Hi all,
I am working on a nano (pico, really) brewery project and need a bunch of custom aluminum and wood pieces for our tiny brewhouse and barroom build.
I have a large workspace and am considering a range of CNC machine and laser engravers. I would like a the option (or as a separate purchase) of a 4-axis tabletop rotary option to experiment with small scale laser-etching of cans as well.
I find my self in the modern internet dilemma of google search being almost unusable due to pages of SEO spam, while reddit is also relatively gamified in this product category as well. Youtube has a ton of content here, but it's also now mostly a proxy for sponsor-creator view battles, and it's tough to wade through the many, many hours of semi-honest use/reviews when I have the day job and fam. Hackaday is great...for hacks, but not really expert reviews, and Make magazine seems to have minimal coverage here as well.
Where should I go to figure out how to get what I need in this space? Are there any HN users with enough experience in this domain that you can offer recommendations, search terms, or major product pitfalls to avoid? I am willing to go into the mid 4 figures for a good product(s) that can help me with both bar furniture trim, aluminum fittings, and laser engraving. Would love to learn as efficiently as I can what may suit my use cases. Thanks!
If you want a new, expensive hobby, look into CNC machining. Don’t expect cheap parts, though.
> I am willing to go into the mid 4 figures for a good product(s) that can help me with both bar furniture trim, aluminum fittings, and laser engraving.
Mid 4 figures is about where you’d end up with an entry level 3-axis CNC, workholding accessories, tooling, and all of the other accessories you’ll need to set up the machine and cut aluminum correctly.
That budget is way too low for 4-axis and laser engraving.
I’d outsource the parts and start with a small $3-6K hobby CNC from a known brand (Bantam or PocketNC for example).

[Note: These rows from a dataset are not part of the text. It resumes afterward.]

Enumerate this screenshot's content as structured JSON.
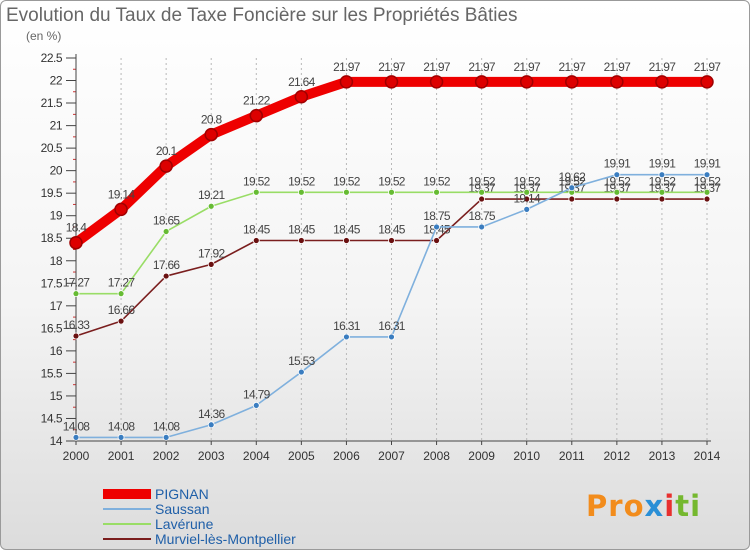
{
  "header": {
    "title": "Evolution du Taux de Taxe Foncière sur les Propriétés Bâties",
    "unit": "(en %)"
  },
  "logo": {
    "letters": [
      "P",
      "r",
      "o",
      "x",
      "i",
      "t",
      "i"
    ],
    "colors": [
      "#f28c1c",
      "#f28c1c",
      "#f28c1c",
      "#2a8fd6",
      "#e8302f",
      "#75b82f",
      "#75b82f"
    ]
  },
  "chart_data": {
    "type": "line",
    "title": "Evolution du Taux de Taxe Foncière sur les Propriétés Bâties",
    "ylabel": "(en %)",
    "xlabel": "",
    "x": [
      2000,
      2001,
      2002,
      2003,
      2004,
      2005,
      2006,
      2007,
      2008,
      2009,
      2010,
      2011,
      2012,
      2013,
      2014
    ],
    "ylim": [
      14,
      22.5
    ],
    "yticks": [
      14,
      14.5,
      15,
      15.5,
      16,
      16.5,
      17,
      17.5,
      18,
      18.5,
      19,
      19.5,
      20,
      20.5,
      21,
      21.5,
      22,
      22.5
    ],
    "yticklabels": [
      "14",
      "14.5",
      "15",
      "15.5",
      "16",
      "16.5",
      "17",
      "17.5",
      "18",
      "18.5",
      "19",
      "19.5",
      "20",
      "20.5",
      "21",
      "21.5",
      "22",
      "22.5"
    ],
    "legend_position": "bottom-left",
    "series": [
      {
        "name": "Murviel-lès-Montpellier",
        "color": "#7a1e1e",
        "marker": "#6a1010",
        "values": [
          16.33,
          16.66,
          17.66,
          17.92,
          18.45,
          18.45,
          18.45,
          18.45,
          18.45,
          19.37,
          19.37,
          19.37,
          19.37,
          19.37,
          19.37
        ],
        "labels": [
          "16.33",
          "16.66",
          "17.66",
          "17.92",
          "18.45",
          "18.45",
          "18.45",
          "18.45",
          "18.45",
          "19.37",
          "19.37",
          "19.37",
          "19.37",
          "19.37",
          "19.37"
        ]
      },
      {
        "name": "Lavérune",
        "color": "#99dd66",
        "marker": "#66bb33",
        "values": [
          17.27,
          17.27,
          18.65,
          19.21,
          19.52,
          19.52,
          19.52,
          19.52,
          19.52,
          19.52,
          19.52,
          19.52,
          19.52,
          19.52,
          19.52
        ],
        "labels": [
          "17.27",
          "17.27",
          "18.65",
          "19.21",
          "19.52",
          "19.52",
          "19.52",
          "19.52",
          "19.52",
          "19.52",
          "19.52",
          "19.52",
          "19.52",
          "19.52",
          "19.52"
        ]
      },
      {
        "name": "Saussan",
        "color": "#7fb0dd",
        "marker": "#3a7dc0",
        "values": [
          14.08,
          14.08,
          14.08,
          14.36,
          14.79,
          15.53,
          16.31,
          16.31,
          18.75,
          18.75,
          19.14,
          19.62,
          19.91,
          19.91,
          19.91
        ],
        "labels": [
          "14.08",
          "14.08",
          "14.08",
          "14.36",
          "14.79",
          "15.53",
          "16.31",
          "16.31",
          "18.75",
          "18.75",
          "19.14",
          "19.62",
          "19.91",
          "19.91",
          "19.91"
        ]
      },
      {
        "name": "PIGNAN",
        "color": "#ee0000",
        "marker": "#dd0000",
        "bold": true,
        "values": [
          18.4,
          19.14,
          20.1,
          20.8,
          21.22,
          21.64,
          21.97,
          21.97,
          21.97,
          21.97,
          21.97,
          21.97,
          21.97,
          21.97,
          21.97
        ],
        "labels": [
          "18.4",
          "19.14",
          "20.1",
          "20.8",
          "21.22",
          "21.64",
          "21.97",
          "21.97",
          "21.97",
          "21.97",
          "21.97",
          "21.97",
          "21.97",
          "21.97",
          "21.97"
        ]
      }
    ]
  }
}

Learn the basics of machining, CAM, workholding, and other basics on small parts on a small machine, then decide if you want to go bigger.
> and it's tough to wade through the many, many hours of semi-honest use/reviews when I have the day job and fam.
If you don’t even have time to research and learn the basics, you definitely won’t have time to learn how to properly operate a machine and CAD/CAM. I think you’re underestimating the work that goes into even basic CNC machining.